Section 21 empowers the minister to grant the license, which he did.
Mahama Ayariga dismissed suggestions that the contract involves an upfront payment of monies to a company, SCL Waste Management Limited which is interested in recylcing electronic waste.
“The government of Ghana is not going to give them the €18million. It is at their expense. They are going to bear the cost of establishing the plant he explained to Joy News’ Raymond Acquah.
“…In future when government of Ghana is procuring services for recycling of electronic waste they will be one of the companies that will be eligibe to provide the services and government then pays them like any cleaner in town, like Zoomlion.”
The Bawku Central MP dismissed NPP concerns that the last-minute nature of the contract raises suspicions.

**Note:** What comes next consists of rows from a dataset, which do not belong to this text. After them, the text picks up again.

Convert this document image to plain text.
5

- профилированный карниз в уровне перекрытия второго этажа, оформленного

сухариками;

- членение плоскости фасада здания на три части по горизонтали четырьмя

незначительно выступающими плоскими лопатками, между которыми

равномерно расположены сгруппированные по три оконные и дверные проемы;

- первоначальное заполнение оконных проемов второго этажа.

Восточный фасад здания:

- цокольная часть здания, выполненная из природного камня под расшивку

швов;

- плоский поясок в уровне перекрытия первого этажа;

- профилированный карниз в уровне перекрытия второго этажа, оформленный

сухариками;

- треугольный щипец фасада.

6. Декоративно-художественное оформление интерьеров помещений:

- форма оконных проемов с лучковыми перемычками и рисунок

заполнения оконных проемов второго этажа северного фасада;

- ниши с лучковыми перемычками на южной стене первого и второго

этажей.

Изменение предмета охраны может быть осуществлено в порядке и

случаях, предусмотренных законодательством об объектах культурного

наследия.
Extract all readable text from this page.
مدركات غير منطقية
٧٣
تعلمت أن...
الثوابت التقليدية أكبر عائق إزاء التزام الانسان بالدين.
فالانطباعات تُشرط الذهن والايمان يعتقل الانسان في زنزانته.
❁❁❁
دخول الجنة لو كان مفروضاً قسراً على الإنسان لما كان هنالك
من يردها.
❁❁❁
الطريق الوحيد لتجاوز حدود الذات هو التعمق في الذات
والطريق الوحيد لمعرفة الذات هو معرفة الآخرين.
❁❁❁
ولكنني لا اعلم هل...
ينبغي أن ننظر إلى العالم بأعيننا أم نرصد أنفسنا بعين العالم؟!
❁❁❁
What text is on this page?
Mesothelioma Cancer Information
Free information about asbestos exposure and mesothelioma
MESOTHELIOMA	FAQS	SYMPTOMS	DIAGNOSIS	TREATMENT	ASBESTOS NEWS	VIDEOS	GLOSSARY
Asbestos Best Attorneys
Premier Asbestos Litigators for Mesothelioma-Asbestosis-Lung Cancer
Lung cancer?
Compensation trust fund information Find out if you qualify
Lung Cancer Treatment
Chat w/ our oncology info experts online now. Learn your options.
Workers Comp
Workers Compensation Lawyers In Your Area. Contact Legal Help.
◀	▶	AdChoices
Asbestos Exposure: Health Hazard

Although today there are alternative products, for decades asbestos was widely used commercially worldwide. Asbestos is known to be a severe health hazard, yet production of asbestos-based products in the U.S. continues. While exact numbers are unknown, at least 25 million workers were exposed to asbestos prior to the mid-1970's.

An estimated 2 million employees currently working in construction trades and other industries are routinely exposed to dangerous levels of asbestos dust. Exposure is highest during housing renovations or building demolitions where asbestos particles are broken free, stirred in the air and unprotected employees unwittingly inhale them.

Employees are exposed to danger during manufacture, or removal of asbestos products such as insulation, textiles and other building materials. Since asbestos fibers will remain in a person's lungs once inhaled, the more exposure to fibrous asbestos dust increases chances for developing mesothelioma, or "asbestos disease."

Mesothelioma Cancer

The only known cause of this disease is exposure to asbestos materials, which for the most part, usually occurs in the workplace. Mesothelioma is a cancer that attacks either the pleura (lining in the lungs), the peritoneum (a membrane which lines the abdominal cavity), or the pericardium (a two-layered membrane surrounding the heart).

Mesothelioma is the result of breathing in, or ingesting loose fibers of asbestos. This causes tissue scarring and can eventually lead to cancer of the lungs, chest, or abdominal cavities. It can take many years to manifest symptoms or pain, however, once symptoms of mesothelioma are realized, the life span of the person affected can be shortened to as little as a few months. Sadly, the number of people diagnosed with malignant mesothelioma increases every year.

“I have up to the 6 January 2017 to implement what I want to do” he stressed and “it is my ambition to ensure that I leave a legacy, a system for the effective management of e-waste in my country”
“We are not committing the government. We are helping a private company that has capacity to establish an e-waste system to go ahead and do so, so that when a new government comes in, it doesn’t have to go through the trouble of finding somebody who can establish a recycling plant” he explained.
He said the incoming government will determine how much it wants to pay the company for waste it has recycled.
The single source procurement was approved just last Thursday, December 15, by the Public Procurement Authority (PPA) at the request of Mahama Ayariga, Minister of Environment, Science and Technology, Daily Guide has reported.
The use of sole-sourcing has raised questions about the lack of competition in the award of the contract. The NPP has been very critical of the exiting NDC government’s resort to sole-sourcing in the award of contracts.
The NPP believes it was abused to grant contracts to family and friends of the ruling government.